Sciopero sotto l’ombrellone: "Bolkestein, incubo d’estate. La serrata, ultima spiaggia per salvare gli stabilimenti"
Sciopero sotto l’ombrellone: "Bolkestein, incubo d’estate. La serrata, ultima spiaggia per salvare gli stabilimenti"

C’è una scadenza, quasi un capestro. Le concessioni balneari terminano il 31 dicembre 2024, poi verranno varati i bandi. All’asta storie di famiglia, sacrifici lungo il bagnasciuga, baracchette con il pesce fritto diventati colossi della ristorazione, che ruotano in alcuni casi sul lavoro di una novantina di dipendenti.

Un mondo. Perché non venga spazzato via annuncia battaglia Giuseppe Carli, referente provinciale del Sib (Sindacato italiano balneari). Dice, aria di primavera davanti al suo stabilimento, il bagno Astor. "In questo momento non ci sono prospettive, non abbiamo più alcuna risposta". Nel silenzio, il caos normativo durante il quale solo le rassicurazioni si sprecano. "Stiamo studiando – spiega – quale forma di protesta adottare. Tra le ipotesi prende sempre più corpo la serrata degli stabilimenti, lo sciopero".

Chiusi gli ombrelloni nel pieno della stagione, smarriti i turisti, l’indotto di ristoranti, bar, fabbriche di lettini che già trema. Questo lo scenario. Di nuovo Carli, perentorio, mentre solleva i piedistalli degli ombrelloni. Nel fine settimana si annuncia sole, antipasto d’una estate che rischia di essere molto calda.

"Una delle proposte che stiamo vagliando – precisa – è quella di non garantire il servizio di salvataggio, servizio che anche in questo caso paghiamo noi. Non avere i bagnini in spiaggia comporta automaticamente la chiusura dello stabilimento. Staremo a vedere, attendiamo indicazioni, di sicuro non staremo con le mani in mano. C’è in ballo il nostro futuro, quello del turismo dei sette lidi".

I numeri. Sono 21 gli stabilimenti balneari a Porto Garibaldi; 150 nei sette lidi. Alcuni di questi danno, da soli, lavoro a una novantina di persone. Una fabbrica del mare, ormai l’ultima dopo il tracollo della pesca sotto le tenaglie del granchio blu, invasione ’aliena’ partita da lontano, dall’America.

Un "mostro", così lo chiamano sulle banchine del porto di Goro, che si è portato via vongole e futuro di migliaia di persone. Del granchio blu negli stabilimenti balneari non ne vogliono sentire parlare, lo schivano come la peste.

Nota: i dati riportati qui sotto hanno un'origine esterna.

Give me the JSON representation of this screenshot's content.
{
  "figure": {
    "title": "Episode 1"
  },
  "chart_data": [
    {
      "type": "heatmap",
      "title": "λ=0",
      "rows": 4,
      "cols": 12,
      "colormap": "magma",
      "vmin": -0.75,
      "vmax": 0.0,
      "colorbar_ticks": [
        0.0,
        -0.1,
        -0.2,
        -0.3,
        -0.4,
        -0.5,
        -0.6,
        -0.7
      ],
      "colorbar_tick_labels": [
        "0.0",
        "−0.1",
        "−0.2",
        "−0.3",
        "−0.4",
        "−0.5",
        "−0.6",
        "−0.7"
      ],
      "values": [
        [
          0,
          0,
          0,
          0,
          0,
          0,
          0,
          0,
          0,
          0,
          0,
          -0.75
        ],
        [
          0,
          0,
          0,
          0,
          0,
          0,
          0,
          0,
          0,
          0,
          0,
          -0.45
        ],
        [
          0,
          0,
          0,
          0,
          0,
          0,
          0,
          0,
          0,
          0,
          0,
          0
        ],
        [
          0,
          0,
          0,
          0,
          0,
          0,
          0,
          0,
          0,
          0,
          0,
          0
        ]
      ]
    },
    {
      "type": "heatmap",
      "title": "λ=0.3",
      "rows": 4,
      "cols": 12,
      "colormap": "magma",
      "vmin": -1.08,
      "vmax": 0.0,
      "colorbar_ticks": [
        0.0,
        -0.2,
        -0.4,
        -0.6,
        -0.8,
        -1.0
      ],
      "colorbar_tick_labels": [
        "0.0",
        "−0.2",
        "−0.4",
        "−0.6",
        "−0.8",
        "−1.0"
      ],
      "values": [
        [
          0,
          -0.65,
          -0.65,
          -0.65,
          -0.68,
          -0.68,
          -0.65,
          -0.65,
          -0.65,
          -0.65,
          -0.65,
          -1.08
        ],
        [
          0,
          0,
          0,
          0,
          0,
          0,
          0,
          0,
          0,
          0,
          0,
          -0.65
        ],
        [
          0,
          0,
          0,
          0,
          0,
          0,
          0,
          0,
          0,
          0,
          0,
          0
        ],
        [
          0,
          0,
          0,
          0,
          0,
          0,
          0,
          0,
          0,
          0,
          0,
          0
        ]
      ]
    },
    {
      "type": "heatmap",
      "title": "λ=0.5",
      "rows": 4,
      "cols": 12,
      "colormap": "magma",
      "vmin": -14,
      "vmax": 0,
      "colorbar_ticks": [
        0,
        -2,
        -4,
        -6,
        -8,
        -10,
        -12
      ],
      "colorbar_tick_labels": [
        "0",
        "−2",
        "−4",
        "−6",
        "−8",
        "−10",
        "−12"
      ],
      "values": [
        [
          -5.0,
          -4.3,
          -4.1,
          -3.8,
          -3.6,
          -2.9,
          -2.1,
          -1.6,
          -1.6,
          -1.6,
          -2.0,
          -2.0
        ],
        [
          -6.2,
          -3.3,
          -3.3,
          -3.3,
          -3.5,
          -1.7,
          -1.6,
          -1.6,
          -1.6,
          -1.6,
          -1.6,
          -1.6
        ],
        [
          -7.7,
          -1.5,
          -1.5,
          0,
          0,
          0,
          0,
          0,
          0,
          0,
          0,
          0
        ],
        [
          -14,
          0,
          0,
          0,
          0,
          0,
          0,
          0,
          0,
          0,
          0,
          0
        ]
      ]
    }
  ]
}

Basta già la direttiva Bolkestein a fare paura. Stato d’agitazione, questa la parola che corre tra le dune ancora da spianare, il profumo del pesce che esce prepotente dalla cucina di stabilimenti diventati ristoranti, non stop. Si sfornano risotti con i gamberi e impepata di cozze per tutto l’anno, inclusi i festivi.

Pochi metri più in là, un’altra data, un’altra storia. La data è il 1973, il battesimo del bagno Levante. La storia è quella di Luca Pennoni al timone dello stabilimento. "Mio padre lavorava al Danieli di Venezia, poi ha deciso di aprire qui. In pratica – spiega, l’occhio ai dipendenti che stanno sistemando la sala cosparsa di tavolini – non chiudiamo mai. La Bolkestein ci ha tolto il sonno. Siamo pronti a fare sciopero, vedremo quali indicazioni arriveranno. Viviamo giorni di grande incertezza".

Un’altra manciata di metri, ancora una data, volti in bianco e nero che guardano dalla pagina di un giornale appeso al muro. La data è il 1955. Il volto quello di Pasquina Fantini, figlia di Filippo Fantini detto ’Pipetto’. Aprì con il marito Mario Barillari l’Europa, ristorante con stabilimento balneare. Da lì sono passati Gianni Morandi, Vanoni, Raimondo Vianello, in pausa dalla sua Sandra e da che barba che noia. I giocatori della Spal. Un bel mondo che racconta e ricorda Mauro Farinelli, nella tarda mattinata, una carezza alla nostalgia e alle tovagliette bianche. "La serrata – dice –. E come si fa? Qui c’è gente che lavora, se chiudi ci rimetti i soldi. Metti in crisi un mondo".